Holding my head as high as I could, I pushed the door open to the convenience store, and the bell dinged above me. Out of the corner of my eye, I saw Velma Ferguson, who had owned and operated the gas station with her husband Denny, since before I was born, standing behind the counter. She was shorter than I remembered, and her once jet-black hair was now more salt than pepper.

I wasn’t sure if she would remember me or not, but before I found out, I had to make a pit stop in the Pit Stop. I’d had a half-dozen energy drinks on my thirty-plus-hour drive, and I had a bladder the size of a tennis ball. After grabbing the horseshoe off the wall with the key dangling from a string, I rushed into the restroom.

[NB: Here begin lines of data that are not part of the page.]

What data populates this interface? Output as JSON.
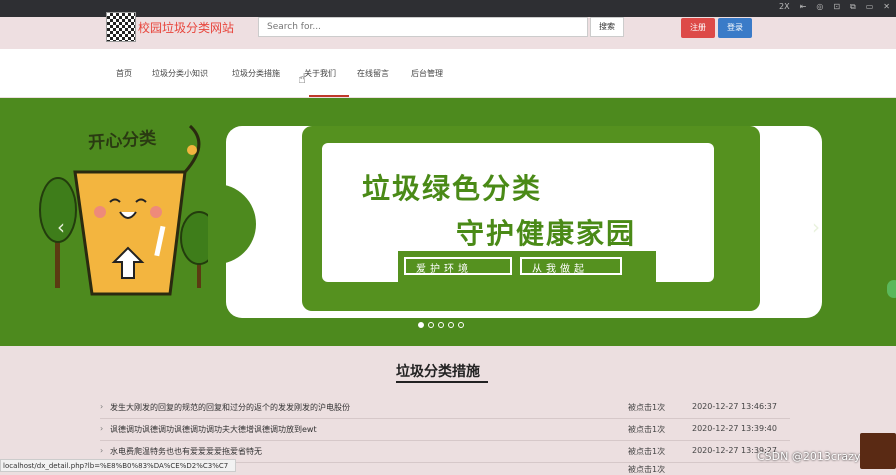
{
  "window": {
    "controls": [
      "2X",
      "⇤",
      "◎",
      "⊡",
      "⧉",
      "▭",
      "✕"
    ]
  },
  "header": {
    "site_title": "校园垃圾分类网站",
    "search": {
      "placeholder": "Search for...",
      "button": "搜索"
    },
    "register": "注册",
    "login": "登录"
  },
  "nav": {
    "items": [
      "首页",
      "垃圾分类小知识",
      "垃圾分类措施",
      "关于我们",
      "在线留言",
      "后台管理"
    ]
  },
  "banner": {
    "art_text": "开心分类",
    "slogan_line1": "垃圾绿色分类",
    "slogan_line2": "守护健康家园",
    "strip_left": "爱护环境",
    "strip_right": "从我做起",
    "prev": "‹",
    "next": "›",
    "slide_count": 5,
    "active_slide": 1
  },
  "section": {
    "title": "垃圾分类措施",
    "rows": [
      {
        "text": "发生大刚发的回复的规范的回复和过分的返个的发发刚发的沪电股份",
        "hits": "被点击1次",
        "time": "2020-12-27 13:46:37"
      },
      {
        "text": "讽德调功讽德调功讽德调功调功夫大德增讽德调功放到ewt",
        "hits": "被点击1次",
        "time": "2020-12-27 13:39:40"
      },
      {
        "text": "水电费爬温特务也也有爱爱爱爱拖爱省特无",
        "hits": "被点击1次",
        "time": "2020-12-27 13:39:27"
      },
      {
        "text": "",
        "hits": "被点击1次",
        "time": ""
      }
    ]
  },
  "statusbar": "localhost/dx_detail.php?lb=%E8%B0%83%DA%CE%D2%C3%C7",
  "watermark": "CSDN @2013crazy"
}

After answering nature’s call, I stood at the tiny, white pedestal sink, washed my hands, and caught my reflection in the mirror. A small gasp escaped my mouth when I saw the woman looking back at me. I looked like an extra in The Walking Dead. My long blonde hair was pulled back in a ponytail that had more flyaways than an air show. The dark circles under my bloodshot blue eyes stood out starkly against my pale complexion. I had always been fair-skinned, but I’d barely gotten out of bed the past eight weeks, and it showed. Also, I hadn’t slept in over thirty hours because I’d driven straight through. I’d planned to stop in Kentucky overnight, but for financial reasons, I had to abort the plan.

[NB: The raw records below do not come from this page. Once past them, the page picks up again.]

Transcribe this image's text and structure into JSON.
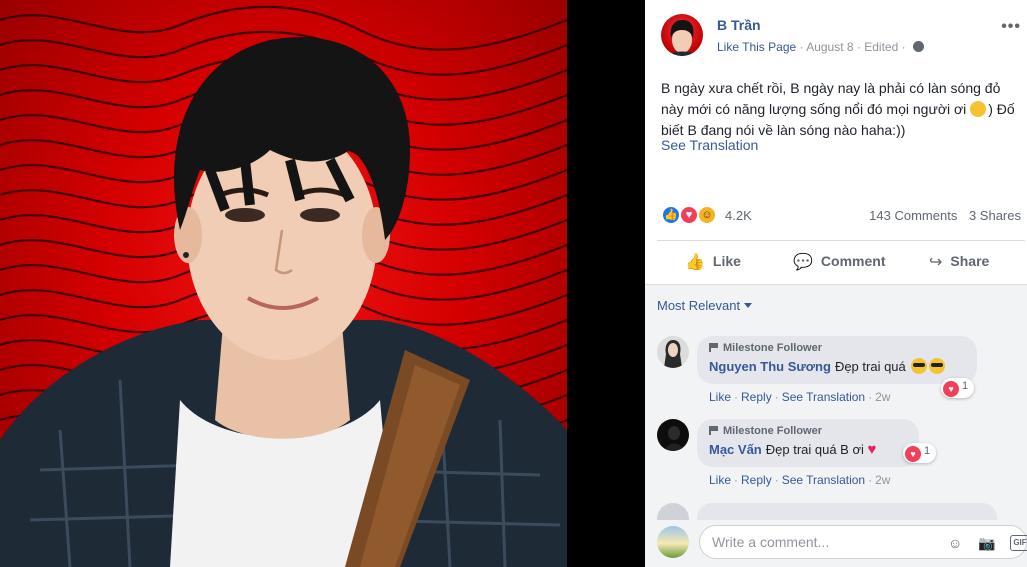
{
  "post": {
    "page_name": "B Trần",
    "like_page": "Like This Page",
    "date": "August 8",
    "edited": "Edited",
    "more": "•••",
    "text": "B ngày xưa chết rồi, B ngày nay là phải có làn sóng đỏ này mới có năng lượng sống nổi đó mọi người ơi",
    "text_end": ") Đố biết B đang nói về làn sóng nào haha:))",
    "see_translation": "See Translation"
  },
  "stats": {
    "reactions": "4.2K",
    "comments": "143 Comments",
    "shares": "3 Shares"
  },
  "actions": {
    "like": "Like",
    "comment": "Comment",
    "share": "Share"
  },
  "comments": {
    "sort_label": "Most Relevant",
    "items": [
      {
        "badge": "Milestone Follower",
        "author": "Nguyen Thu Sương",
        "text": "Đẹp trai quá",
        "reaction_count": "1",
        "like": "Like",
        "reply": "Reply",
        "see_translation": "See Translation",
        "time": "2w"
      },
      {
        "badge": "Milestone Follower",
        "author": "Mạc Vấn",
        "text": "Đẹp trai quá B ơi",
        "reaction_count": "1",
        "like": "Like",
        "reply": "Reply",
        "see_translation": "See Translation",
        "time": "2w"
      }
    ]
  },
  "composer": {
    "placeholder": "Write a comment...",
    "gif": "GIF"
  },
  "colors": {
    "link": "#365899",
    "photo_bg": "#d40000",
    "panel_bg": "#ffffff",
    "comments_bg": "#f2f3f5"
  }
}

Truth be told, I was down to my last hundred dollars. Thanks to the high price of living in New York, I’d blown through my meager savings after getting released from the show and losing my job at the dance studio. I got hired at Triple Threat a month after I moved to New York. The owners had been like family to me. But a week after the videos appeared online, I got called into the office and told that they didn’t feel I had the values the studio held dear. I wasn’t sure if it was the fact that my boobs were all over the internet or if it had to do with the rumors that I was addicted to drugs or having a mental breakdown.